For an additional 40€ she prepared us a private Basque dinner on our second night.
After a late lunch we strolled through town in the rain, did laundry, and concluded with a warmup at the fire.
During our stay Marie Josee brought out maps and shared valuable local knowledge of the town plus information about the route and terrain that we would soon experience.
For a town of barely one square mile there was quite a lot to see. We were grateful to have planned 2 days in St. Jean. We could have elected to spend the night in the local Albergue (hostel) for about 10€ each, however Peregrinos are limited to a single night and must vacate by 8 a.m. the next morning.
We visited the Camino Pilgrim Office where we learned that recent snows had temporary closed the Route Napoleon, but it would reopen the following day.
Historical points of interest included:
The 15th Century Porte St. Jacques (a UNESCO World Heritage site), through which over the centuries Pilgrims have arrived from northern France and Europe.
A walk along the battlements that encircle the city.
The “Citadel”. Now a private school, this military fortification is reached by climbing 269 steps and provides a commanding view of St. Jean.

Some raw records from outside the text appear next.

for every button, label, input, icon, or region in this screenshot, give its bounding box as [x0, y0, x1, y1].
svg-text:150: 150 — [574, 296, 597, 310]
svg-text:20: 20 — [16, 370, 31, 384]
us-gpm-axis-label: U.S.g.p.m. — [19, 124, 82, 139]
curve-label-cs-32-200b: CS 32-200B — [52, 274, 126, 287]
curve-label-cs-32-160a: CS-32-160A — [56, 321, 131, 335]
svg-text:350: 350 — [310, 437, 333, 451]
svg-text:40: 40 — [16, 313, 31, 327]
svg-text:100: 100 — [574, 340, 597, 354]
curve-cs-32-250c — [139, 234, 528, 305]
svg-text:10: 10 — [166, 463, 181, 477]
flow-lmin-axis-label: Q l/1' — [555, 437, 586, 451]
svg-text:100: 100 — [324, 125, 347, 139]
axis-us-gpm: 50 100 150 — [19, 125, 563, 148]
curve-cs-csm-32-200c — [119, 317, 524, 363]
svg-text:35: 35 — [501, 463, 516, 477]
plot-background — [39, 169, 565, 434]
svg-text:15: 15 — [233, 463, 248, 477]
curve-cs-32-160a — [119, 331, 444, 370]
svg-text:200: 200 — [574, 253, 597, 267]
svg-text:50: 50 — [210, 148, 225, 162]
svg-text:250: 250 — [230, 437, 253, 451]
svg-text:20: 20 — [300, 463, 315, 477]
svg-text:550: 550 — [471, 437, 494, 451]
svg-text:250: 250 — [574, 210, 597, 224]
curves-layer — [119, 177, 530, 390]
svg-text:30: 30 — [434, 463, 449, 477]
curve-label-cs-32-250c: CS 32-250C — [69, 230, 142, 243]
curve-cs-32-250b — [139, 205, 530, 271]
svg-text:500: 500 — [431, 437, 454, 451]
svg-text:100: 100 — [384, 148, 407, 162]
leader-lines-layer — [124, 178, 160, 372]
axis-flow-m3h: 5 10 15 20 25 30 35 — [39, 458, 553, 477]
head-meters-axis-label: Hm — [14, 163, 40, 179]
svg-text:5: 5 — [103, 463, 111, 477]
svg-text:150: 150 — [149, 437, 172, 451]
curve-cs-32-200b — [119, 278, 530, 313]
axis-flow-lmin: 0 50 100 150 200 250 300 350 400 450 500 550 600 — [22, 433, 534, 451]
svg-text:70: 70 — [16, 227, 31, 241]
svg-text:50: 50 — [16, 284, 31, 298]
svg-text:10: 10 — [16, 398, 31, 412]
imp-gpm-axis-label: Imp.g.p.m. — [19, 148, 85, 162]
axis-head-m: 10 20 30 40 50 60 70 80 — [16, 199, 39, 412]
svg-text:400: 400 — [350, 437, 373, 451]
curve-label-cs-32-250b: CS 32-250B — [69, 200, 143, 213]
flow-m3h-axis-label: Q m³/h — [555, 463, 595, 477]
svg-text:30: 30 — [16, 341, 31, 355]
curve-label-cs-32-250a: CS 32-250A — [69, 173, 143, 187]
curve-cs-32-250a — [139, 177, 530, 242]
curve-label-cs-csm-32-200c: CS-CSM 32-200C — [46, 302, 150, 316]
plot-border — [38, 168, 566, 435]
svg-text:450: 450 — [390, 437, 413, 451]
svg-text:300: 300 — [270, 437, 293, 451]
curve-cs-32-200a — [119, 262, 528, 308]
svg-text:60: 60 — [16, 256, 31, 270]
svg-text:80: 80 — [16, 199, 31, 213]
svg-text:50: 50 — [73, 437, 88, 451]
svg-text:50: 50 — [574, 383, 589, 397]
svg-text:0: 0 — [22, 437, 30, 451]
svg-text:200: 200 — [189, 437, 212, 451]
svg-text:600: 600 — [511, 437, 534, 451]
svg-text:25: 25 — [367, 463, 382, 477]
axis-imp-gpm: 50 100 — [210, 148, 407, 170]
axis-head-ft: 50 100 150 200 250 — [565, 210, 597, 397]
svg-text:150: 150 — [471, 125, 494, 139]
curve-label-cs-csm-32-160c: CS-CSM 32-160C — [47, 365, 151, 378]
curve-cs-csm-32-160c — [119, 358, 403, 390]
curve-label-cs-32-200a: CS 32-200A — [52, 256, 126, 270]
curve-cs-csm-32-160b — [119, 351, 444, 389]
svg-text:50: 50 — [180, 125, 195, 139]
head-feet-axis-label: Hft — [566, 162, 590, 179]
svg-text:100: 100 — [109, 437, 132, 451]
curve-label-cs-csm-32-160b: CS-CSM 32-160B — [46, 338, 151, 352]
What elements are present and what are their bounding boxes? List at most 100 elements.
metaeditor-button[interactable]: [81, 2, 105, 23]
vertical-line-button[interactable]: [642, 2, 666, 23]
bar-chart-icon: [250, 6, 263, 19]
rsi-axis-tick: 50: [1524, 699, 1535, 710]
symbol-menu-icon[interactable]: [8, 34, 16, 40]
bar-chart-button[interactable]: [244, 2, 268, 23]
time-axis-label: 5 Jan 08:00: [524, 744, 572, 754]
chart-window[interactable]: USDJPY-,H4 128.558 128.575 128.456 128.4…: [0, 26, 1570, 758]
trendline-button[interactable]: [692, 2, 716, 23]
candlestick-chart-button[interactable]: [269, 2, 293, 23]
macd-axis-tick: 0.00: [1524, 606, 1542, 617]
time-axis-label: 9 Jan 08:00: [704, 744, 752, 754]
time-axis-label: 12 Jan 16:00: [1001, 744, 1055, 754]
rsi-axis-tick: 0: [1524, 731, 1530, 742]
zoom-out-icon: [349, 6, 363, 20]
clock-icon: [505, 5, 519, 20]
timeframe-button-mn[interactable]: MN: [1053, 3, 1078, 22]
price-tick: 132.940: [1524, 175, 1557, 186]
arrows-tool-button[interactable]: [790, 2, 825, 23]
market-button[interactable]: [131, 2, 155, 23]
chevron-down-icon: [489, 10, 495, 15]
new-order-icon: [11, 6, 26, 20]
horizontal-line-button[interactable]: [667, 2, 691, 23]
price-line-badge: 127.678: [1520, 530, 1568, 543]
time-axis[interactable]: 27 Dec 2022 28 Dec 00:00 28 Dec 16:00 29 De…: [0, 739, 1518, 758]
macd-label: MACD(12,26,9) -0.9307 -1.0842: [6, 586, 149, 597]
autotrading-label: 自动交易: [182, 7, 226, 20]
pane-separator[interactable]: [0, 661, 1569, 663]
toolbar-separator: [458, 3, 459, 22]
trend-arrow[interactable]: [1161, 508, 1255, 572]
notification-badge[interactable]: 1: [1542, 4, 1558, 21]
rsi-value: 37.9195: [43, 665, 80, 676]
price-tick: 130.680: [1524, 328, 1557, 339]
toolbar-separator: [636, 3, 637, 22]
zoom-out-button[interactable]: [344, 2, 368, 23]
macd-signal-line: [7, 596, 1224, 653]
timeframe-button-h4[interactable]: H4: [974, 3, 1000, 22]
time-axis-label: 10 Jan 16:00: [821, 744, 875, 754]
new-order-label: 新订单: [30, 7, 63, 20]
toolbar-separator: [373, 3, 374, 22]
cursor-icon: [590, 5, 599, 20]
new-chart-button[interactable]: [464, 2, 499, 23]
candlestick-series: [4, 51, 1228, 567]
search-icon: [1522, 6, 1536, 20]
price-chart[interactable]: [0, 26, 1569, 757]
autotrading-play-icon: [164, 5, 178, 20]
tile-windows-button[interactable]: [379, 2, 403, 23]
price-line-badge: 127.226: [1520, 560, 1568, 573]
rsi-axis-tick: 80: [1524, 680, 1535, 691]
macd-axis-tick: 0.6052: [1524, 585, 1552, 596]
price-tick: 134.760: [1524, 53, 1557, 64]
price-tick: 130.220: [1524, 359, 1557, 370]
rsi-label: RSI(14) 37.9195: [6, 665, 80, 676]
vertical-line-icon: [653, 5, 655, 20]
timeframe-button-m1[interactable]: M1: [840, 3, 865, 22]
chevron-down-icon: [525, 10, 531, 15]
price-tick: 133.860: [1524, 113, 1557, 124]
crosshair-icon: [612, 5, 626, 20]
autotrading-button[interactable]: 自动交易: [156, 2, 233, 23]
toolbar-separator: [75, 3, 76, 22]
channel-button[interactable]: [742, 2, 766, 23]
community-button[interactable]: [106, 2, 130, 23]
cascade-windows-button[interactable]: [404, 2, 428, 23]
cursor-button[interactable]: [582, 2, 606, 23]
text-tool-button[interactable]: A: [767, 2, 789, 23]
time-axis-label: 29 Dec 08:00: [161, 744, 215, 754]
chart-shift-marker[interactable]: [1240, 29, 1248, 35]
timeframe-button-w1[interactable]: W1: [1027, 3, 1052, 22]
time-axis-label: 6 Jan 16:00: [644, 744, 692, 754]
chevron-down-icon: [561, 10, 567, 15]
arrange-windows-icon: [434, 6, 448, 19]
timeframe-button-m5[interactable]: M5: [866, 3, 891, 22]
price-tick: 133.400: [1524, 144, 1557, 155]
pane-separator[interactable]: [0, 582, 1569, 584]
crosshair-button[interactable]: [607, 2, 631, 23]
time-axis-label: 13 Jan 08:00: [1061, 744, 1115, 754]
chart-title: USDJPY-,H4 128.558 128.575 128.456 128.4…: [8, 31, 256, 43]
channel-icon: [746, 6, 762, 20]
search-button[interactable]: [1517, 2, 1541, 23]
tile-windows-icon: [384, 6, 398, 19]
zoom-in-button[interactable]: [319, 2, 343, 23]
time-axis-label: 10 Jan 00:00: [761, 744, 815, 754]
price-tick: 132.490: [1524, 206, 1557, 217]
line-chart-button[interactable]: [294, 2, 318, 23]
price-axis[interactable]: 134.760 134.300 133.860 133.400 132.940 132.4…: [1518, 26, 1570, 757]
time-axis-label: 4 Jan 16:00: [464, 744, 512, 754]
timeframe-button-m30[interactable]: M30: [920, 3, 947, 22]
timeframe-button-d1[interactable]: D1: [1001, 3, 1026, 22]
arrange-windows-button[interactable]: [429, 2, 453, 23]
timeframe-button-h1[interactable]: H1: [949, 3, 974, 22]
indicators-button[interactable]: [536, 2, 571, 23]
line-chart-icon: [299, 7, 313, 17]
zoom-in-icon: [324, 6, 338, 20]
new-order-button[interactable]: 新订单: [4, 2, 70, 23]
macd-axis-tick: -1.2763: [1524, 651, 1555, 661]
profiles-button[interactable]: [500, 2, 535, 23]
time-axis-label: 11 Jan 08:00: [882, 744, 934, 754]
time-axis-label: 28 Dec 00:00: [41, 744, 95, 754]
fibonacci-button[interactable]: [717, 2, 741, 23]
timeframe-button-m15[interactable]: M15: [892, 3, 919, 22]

The 16th Century Prison des Eveques (aka the Prison of the Bishops), now an excellent museum.
The 14th Century church, Notre Dame du Bout du Pont.
A pleasant walk along the River Nive and across a Roman Empire era bridge.
We reconnoitered the start of the “Route de Napoleon” by which we would begin our Camino with a strenuous 19km, 4,000 foot ascent to the mountain pass above the town.
…and of course we wandered the cobblestoned streets, visiting various shops and restaurants.
It was here that I purchased a Basque beret which was to become my identifying trademark on the Camino.